受容体に対してどのように働くのかは、まとめておかないといけませんね。レニン-アンジオテンシン-アルドステロン系に対する薬にはどのような薬があるでしょうか?

レニン-アンジオテンシン-アルドステロン系の流れを自分で図に描いて説明できると理解しやすいかな。まずは上流のレニンを阻害する薬がアリスキレン、アンジオテンシン変換酵素を阻害する薬がアンジオテンシン変換酵素阻害薬(ACEI)で語尾は「~プリル」、アンジオテンシンⅡがAT1受容体に結合するのをブロックするのがアンジオテンシン受容体遮断薬(ARB)で語尾は「~サルタン」になるね。

図に薬の名前を書き込んでいくと、知識が整理されていきますね。Ca2+チャネル遮断薬の語尾は「~ジピン」でしたよね?

ちゃんと覚えているね。正確には降圧剤として用いられるCa2+チャネル遮断薬として、ジヒドロピリジン系とベンゾチアゼピン系があって、ベンゾチアゼピン系のものとしてはジルチアゼムがあるよ。

Ca2+チャネルにもサブタイプが複数あったので、復習しておこうと思います。教えていただいた薬に関して副作用や注意などはありますか?

代表的な副作用としてはα1受容体遮断薬の起立性低血圧やACEIの空咳など、禁忌に該当する項目としては、非選択的β受容体遮断薬については気管支喘息、アリスキレンについてはACEIまたはARBを服用中の糖尿病患者が挙げられるね。あと禁忌に該当してはいないけど、レニン-アンジオテンシン-アルドステロン系の薬は複数種類使うと高カリウム血症になりやすいし、β受容体遮断薬は低血糖症状をマスクしてしまうから糖尿病患者には使いづらいと言える。

患者様の中には複数の疾患を治療されている方もいるので、注意しないといけませんね。

だから将来薬剤師として働いていて、患者様に新しく薬が追加された場合や医師に薬の追加を提案する場合は、特に細心の注意を払って処方を見てほしい。今勉強を頑張った分は成績に表れるだけでなくて、将来にも繋がってくるはず。
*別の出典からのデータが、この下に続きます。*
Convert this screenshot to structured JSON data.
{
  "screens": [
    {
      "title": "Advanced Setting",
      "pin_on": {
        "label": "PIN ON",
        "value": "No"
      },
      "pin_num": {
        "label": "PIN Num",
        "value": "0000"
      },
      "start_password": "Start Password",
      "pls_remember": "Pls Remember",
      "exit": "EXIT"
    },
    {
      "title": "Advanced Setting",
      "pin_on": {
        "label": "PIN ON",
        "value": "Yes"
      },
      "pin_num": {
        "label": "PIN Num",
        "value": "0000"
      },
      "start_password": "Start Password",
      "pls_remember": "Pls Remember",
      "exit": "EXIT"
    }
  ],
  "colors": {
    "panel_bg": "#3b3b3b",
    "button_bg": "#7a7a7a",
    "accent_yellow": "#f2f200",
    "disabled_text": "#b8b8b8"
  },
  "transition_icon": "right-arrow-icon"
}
はい!自分に足りていない知識を補って、頼りになる薬剤師になれるよう頑張ります!

第109回-問160

高血圧症に用いられる薬物に関する記述のうち、正しいのはどれか。2つ選べ。

  • 1. メチルドパは、延髄の血管運動中枢及び交感神経終末のアドレナリンα2受容体を遮断することで、交感神経活動を抑制する。
  • 2. ラベタロールは、アドレナリンα1受容体及びβ1受容体を遮断することで、血圧を低下させる。
  • 3. テルミサルタンは、傍糸球体細胞のアンジオテンシンⅡAT1受容体を遮断することで、レニン分泌を抑制する。
  • 4. リシノプリルは、アンジオテンシンⅡの生成を抑制し、副腎皮質からのアルドステロン分泌を低下させるため、低カリウム血症を引き起こしやすい。
  • 5. ジルチアゼムは、心臓の電位依存性L型Ca2+チャネルを遮断するため、房室ブロックを誘発しやすい。